Assoc Prof Zhao Yang
Miniaturization of electronic and mechanical devices over the past century has brought immeasurable impact onto human lives. Commercial microelectromechanical systems have reached micron scales, and bona fide molecular apparatuses began to emerge setting the stage for upcoming integrated nanoelectromechanics. Dr. Zhao and coworkers systematically investigate carbon-nanotube-based oscillators, bearings and rotators via molecular dynamics simulation in order to establish their optimal operating conditions and to facilitate function-oriented designs.
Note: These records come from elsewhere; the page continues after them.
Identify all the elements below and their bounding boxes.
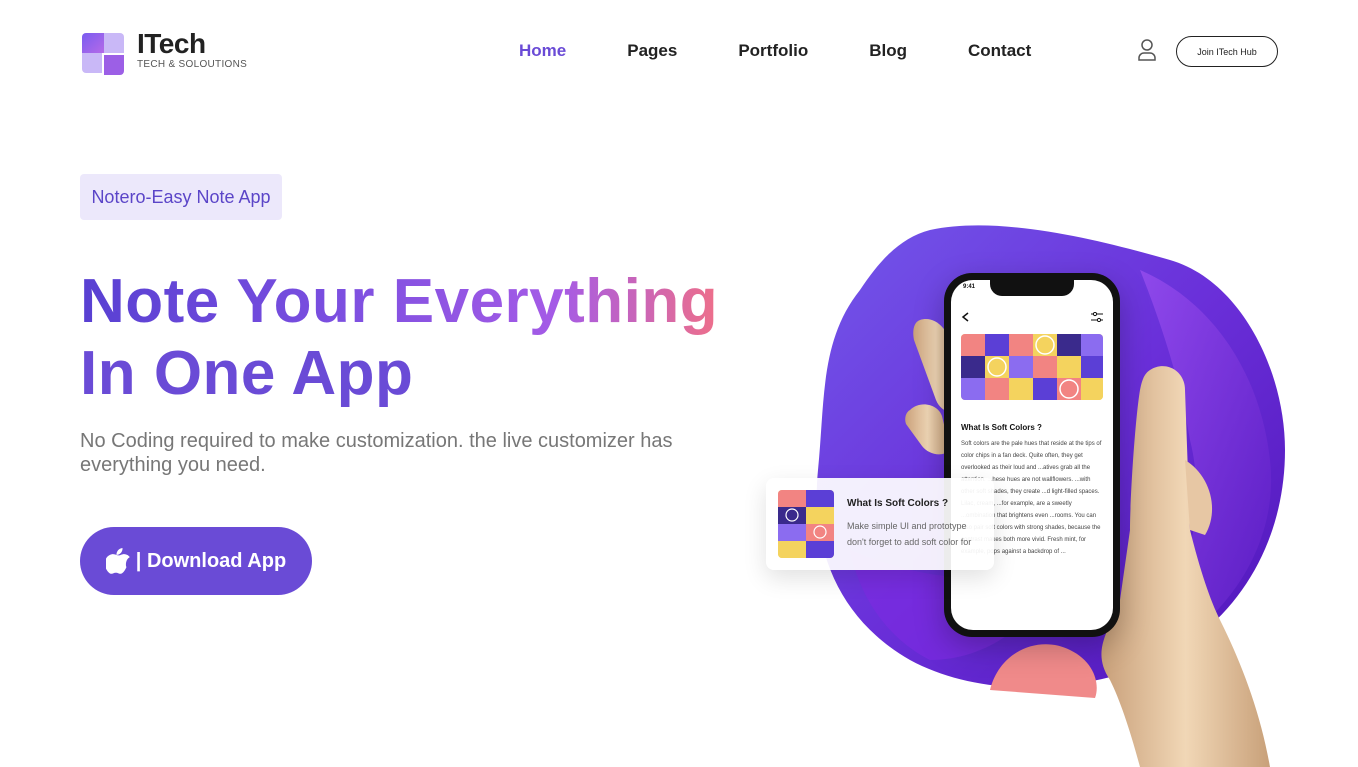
- card-title: What Is Soft Colors ?: [847, 498, 949, 509]
- nav-contact[interactable]: Contact: [968, 40, 1031, 62]
- nav-blog[interactable]: Blog: [869, 40, 907, 62]
- brand-subtitle: TECH & SOLOUTIONS: [137, 59, 248, 70]
- hero-description: No Coding required to make customization…: [80, 430, 673, 476]
- card-text: Make simple UI and prototype don't forge…: [847, 521, 972, 547]
- nav-portfolio[interactable]: Portfolio: [738, 40, 808, 62]
- join-hub-button[interactable]: Join ITech Hub: [1176, 36, 1278, 67]
- logo-mark-icon: [82, 33, 124, 75]
- main-nav: Home Pages Portfolio Blog Contact: [519, 40, 1031, 62]
- nav-pages[interactable]: Pages: [627, 40, 677, 62]
- nav-home[interactable]: Home: [519, 40, 566, 62]
- site-header: ITech TECH & SOLOUTIONS Home Pages Portf…: [0, 0, 1358, 100]
- article-title: What Is Soft Colors ?: [961, 423, 1042, 432]
- phone-mockup: 9:41 What Is Soft Colors ? Soft colors a…: [944, 273, 1120, 637]
- download-app-button[interactable]: | Download App: [80, 527, 312, 595]
- product-tag: Notero-Easy Note App: [80, 174, 282, 220]
- status-time: 9:41: [963, 284, 976, 290]
- headline-line-1: Note Your Everything: [80, 267, 719, 336]
- user-icon[interactable]: [1137, 38, 1157, 62]
- back-arrow-icon[interactable]: [961, 312, 971, 322]
- apple-icon: [105, 548, 130, 574]
- download-label: | Download App: [135, 549, 287, 572]
- headline-line-2: In One App: [80, 339, 414, 408]
- brand-logo[interactable]: ITech TECH & SOLOUTIONS: [80, 28, 248, 77]
- filter-icon[interactable]: [1091, 312, 1103, 322]
- brand-title: ITech: [137, 28, 206, 59]
- card-pattern-artwork: [778, 490, 834, 558]
- hero-illustration: 9:41 What Is Soft Colors ? Soft colors a…: [740, 220, 1358, 767]
- pattern-artwork: [961, 334, 1103, 400]
- note-preview-card[interactable]: What Is Soft Colors ? Make simple UI and…: [766, 478, 994, 570]
- phone-screen: 9:41 What Is Soft Colors ? Soft colors a…: [951, 280, 1113, 630]
- hero-headline: Note Your Everything In One App: [80, 266, 718, 410]
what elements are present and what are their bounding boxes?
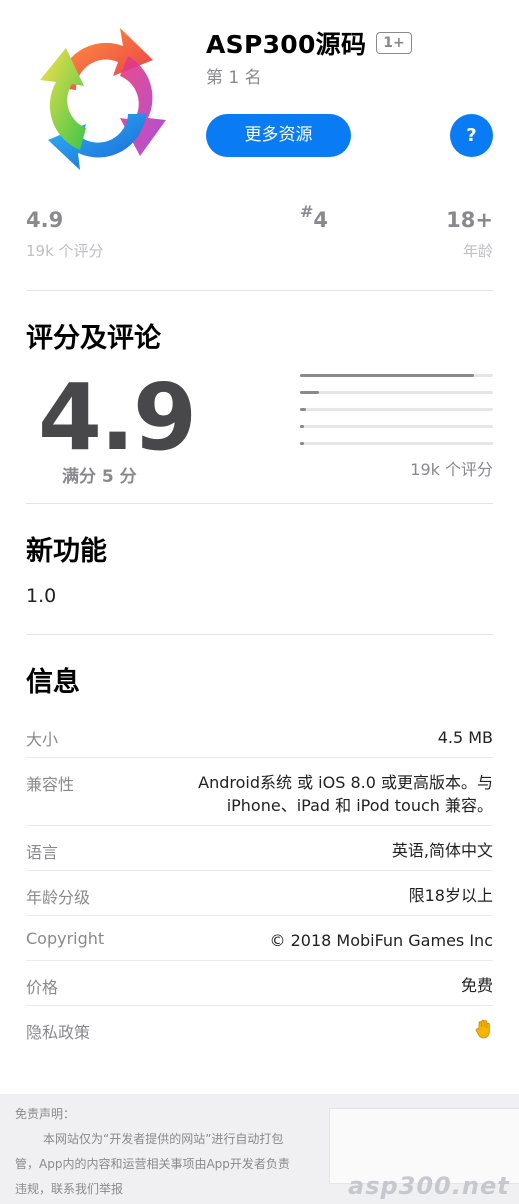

In addition, particular attention is paid to utilization of nanomachinery devices as nanolabs to study energy exchanges among various degrees of freedom, ergodicity on energy surfaces, and equipartition as systems relax, and to test fundamental hypotheses of thermodynamics and statistical mechanics. The advent of ultrafast femtosecond laser spectroscopy brings about intense research interest in relaxation dynamics of photo-excited states in liquids and solids. Newly-arrived technological capabilities to control femtosecond pulse durations and down-to-one-hertz bandwidth resolutions provide novel probes on vibrational dynamics and excitation relaxation. Dr. Zhao and coworkers formulate time-dependent polaronic wave functions that facilitate microscopic modelling of photo-generated excitation relaxation and realistic computation of various third-order optical response functions, and help to achieve a satisfactory comparison between theory and experiment. Carbon nanotubes are attractive candidates for a variety of applications thanks to their remarkable physical, chemical, and mechanical properties. Optical absorption and fluorescence spectroscopy measurements have become an important tool for structure-based characterization and DNA-assisted manipulation of carbon nanotubes. Dr. Zhao and coworkers establish visual, intuitive connections between optical absorption line shapes and their underlying nanotube structures, which are scrutinized by more sophisticated semi-empirical and DFT calculations.
Assoc Prof Zhou Xing
Prof Zhou Xing's areas of expertise are semiconductor device physics, modeling, simulation, technology CAD, mixed-signal CAD, Monte Carlo, ultrafast phenomena. His current research works focus on nanoscale compact model development for bulk/SOI/multigate/nanowire CMOS.
Asst Prof Zhou Yufeng
Image-guided ultrasound therapy; Interaction of ultrasound burst with microbubble; Acoustic field characterization; High-intensity focused ultrasound for cancer/tumor ablation; Histotripsy technology (inducing soft tissue erosion by HIFU pulses); Ultrasound-mediated drug delivery, gene transfection, and immune response; Improving shock wave lithotripsy technology in stone fragmentation and vascular injury; Sonothrombolysis technology (using diagnostic ultrasound pulses, microbubbles, and thrombolysis drugs in enhancing dissolution of blood clot for stroke patients); Vascular occlusion using mechanical HIFU pulses; Ultrasound imaging; Ultrasound application in nondestructive evaluation/testing (NDE/NDT).
Prof Zhu Weiguang
ferroelectrics, multifunctional ultrathin films/superlattice by L-MBE, high-k dielectric thin films for CMOS, nanoelectronics & oxide-electronics, flexoelectricity, spintronics, sensors, electronic materials and their applications, thin film sensors, piezoelectric actuator, functional composite, nano-fabrication and characterization, pyroelectric IR sensor and arrays, MEMS micro-sensors and micro-actuators, ferroelectric field emission display, tunable dielectrics for microwave antenna and devices, diamond thin films, high Tc superconductor ceramics and Thin films, demixing in oxides, diffusion in multicomponent systems, mixed conduction in ß Alumina, crystallography, shape memory alloys, Martensite and Martensitic transformation, laser rainbow hologram, electron hologram.